Je pose un pied devant la résidence où à lieu la soirée. Je remercie le chauffeur et lui donnant quelques billets. Dans le hall, il est là lui aussi. Milovan. Je sens mon cœur s’écraser. Merde. Je pensais qu’il serait déjà là-haut. Enchantée d’arriver en même temps que lui néanmoins. Mais terriblement gênée. On avait couché une fois ensemble. Depuis je réagissais comme ça. J’étais pas amoureuse non. Je n’ai jamais été amoureuse en même temps alors comment savoir si je l’étais ? Non, je ne l’étais pas. Je plonge mon regard dans le sien. Toujours aussi enivrant. On monte dans l’ascenseur, tous les deux. Je le laisse appuyer sur le bouton. « La journée s'est bien terminée ? » Des civilités … banales. Des plus banales que l’on puisse imaginer. Après ce qu’il s’était passé entre nous. « Oui, et toi ? ça se passe bien avec l’acteur ? » Mon Dieu que j’avais envie de parler d’autre chose que du boulot. J’essayais de rester à une certaine distance de lui. C’était stupide.

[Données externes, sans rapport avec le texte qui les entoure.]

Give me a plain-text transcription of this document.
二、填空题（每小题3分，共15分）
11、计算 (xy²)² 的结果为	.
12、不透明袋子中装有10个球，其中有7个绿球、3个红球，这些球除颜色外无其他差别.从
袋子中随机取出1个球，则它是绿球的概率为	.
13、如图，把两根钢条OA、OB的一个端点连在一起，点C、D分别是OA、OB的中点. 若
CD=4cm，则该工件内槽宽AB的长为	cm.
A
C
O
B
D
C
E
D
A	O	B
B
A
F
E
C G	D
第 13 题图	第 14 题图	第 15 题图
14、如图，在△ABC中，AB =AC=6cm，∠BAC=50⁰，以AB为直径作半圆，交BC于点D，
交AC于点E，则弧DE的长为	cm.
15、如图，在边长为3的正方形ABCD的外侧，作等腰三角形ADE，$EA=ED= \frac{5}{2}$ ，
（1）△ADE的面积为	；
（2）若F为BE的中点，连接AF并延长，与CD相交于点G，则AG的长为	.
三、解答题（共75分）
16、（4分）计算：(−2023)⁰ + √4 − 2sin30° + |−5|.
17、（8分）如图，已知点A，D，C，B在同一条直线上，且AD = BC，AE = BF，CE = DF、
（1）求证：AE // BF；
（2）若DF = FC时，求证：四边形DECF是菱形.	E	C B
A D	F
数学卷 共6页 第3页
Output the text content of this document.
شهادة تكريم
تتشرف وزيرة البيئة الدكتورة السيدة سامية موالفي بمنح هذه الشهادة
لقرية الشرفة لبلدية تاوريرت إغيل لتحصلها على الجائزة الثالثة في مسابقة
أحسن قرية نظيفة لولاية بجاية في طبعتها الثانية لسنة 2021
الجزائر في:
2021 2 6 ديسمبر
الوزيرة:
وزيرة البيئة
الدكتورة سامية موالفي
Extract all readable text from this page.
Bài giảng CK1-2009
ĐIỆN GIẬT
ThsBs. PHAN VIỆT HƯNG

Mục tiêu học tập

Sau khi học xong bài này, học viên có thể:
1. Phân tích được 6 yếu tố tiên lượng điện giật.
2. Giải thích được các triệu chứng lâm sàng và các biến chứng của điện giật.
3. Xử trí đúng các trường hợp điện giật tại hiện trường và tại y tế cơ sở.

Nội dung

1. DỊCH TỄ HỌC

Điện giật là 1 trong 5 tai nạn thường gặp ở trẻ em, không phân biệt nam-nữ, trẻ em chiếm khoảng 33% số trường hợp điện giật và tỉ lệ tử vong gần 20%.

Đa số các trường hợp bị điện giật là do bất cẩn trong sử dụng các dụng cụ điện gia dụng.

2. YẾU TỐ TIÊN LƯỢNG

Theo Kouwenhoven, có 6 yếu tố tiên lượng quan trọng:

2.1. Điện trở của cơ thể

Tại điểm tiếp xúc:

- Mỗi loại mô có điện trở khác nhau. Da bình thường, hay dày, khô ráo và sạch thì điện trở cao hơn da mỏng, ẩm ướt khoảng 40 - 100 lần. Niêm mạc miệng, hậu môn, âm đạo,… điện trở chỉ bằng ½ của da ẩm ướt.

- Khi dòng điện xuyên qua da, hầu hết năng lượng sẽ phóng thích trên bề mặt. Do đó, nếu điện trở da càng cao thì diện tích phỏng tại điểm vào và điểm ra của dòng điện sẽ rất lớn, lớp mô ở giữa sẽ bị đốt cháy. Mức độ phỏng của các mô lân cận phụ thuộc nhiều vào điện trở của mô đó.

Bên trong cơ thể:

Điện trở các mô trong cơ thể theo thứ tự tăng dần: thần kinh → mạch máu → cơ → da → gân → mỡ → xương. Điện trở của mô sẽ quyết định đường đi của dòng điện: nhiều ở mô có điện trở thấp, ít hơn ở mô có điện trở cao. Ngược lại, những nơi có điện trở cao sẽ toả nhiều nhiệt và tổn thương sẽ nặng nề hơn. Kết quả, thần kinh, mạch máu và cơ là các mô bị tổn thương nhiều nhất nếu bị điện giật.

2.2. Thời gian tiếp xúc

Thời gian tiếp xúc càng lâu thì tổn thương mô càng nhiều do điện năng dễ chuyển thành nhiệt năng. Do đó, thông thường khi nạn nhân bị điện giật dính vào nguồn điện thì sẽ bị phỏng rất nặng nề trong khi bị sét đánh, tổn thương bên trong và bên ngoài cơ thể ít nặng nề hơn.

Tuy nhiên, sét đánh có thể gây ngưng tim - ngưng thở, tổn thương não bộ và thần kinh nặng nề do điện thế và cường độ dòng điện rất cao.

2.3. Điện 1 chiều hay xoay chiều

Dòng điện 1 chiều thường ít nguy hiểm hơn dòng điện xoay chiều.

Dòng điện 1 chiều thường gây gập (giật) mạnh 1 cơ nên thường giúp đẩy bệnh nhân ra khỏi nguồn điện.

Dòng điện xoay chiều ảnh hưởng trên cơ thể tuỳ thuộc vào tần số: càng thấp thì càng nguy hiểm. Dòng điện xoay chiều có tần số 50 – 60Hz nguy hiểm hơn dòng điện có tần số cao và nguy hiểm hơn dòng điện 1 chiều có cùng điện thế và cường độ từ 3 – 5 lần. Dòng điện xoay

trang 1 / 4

Une secousse se fait ressentir. Je m’accroche à la paroi de l’ascenseur, enfin je m’y tiens. Silence. Les moteurs se sont arrêtés. « Il se passe quoi là ? L’ascenseur est arrêté ? » J’appuie sur les boutons. Les numéros d’étages, l’ouverture de porte, le bouton d’appel. « Y a quelqu’un ? Quelqu’un m’entend ? On est coincé ! EH OH ! » Rien. Rien ne marche. Sauf la lumière … « Génial … » dis-je dans un murmure. Je le connaissais ce scénario, très bien même pour déjà l’avoir utilisé dans mes scénarios. Mais d’ordinaire ce qu’il se passe dans mes scénarios restent dans mes scénarios. Ironie du sort. J’étais coincée dans un ascenseur avec Milovan. Angoissée. Mais surtout excitée. J’avais un peu peur de ce qu’il pouvait se passer, mais je sentais qu’au fond de moi je mourrais d’envie de voir ce qu’il pouvait m’arriver dans un ascenseur en panne.
Le fantasme de beaucoup de femmes. Un des miens, parmi tant d’autres. Je l’observais en coin. « T’es pas claustrophobe j’espère ? J’ai bien l’impression qu’on va passer une bonne partie de la soirée ici. » Petit sourire, pour essayer de détendre l’atmosphère, et moi-même par la même occasion.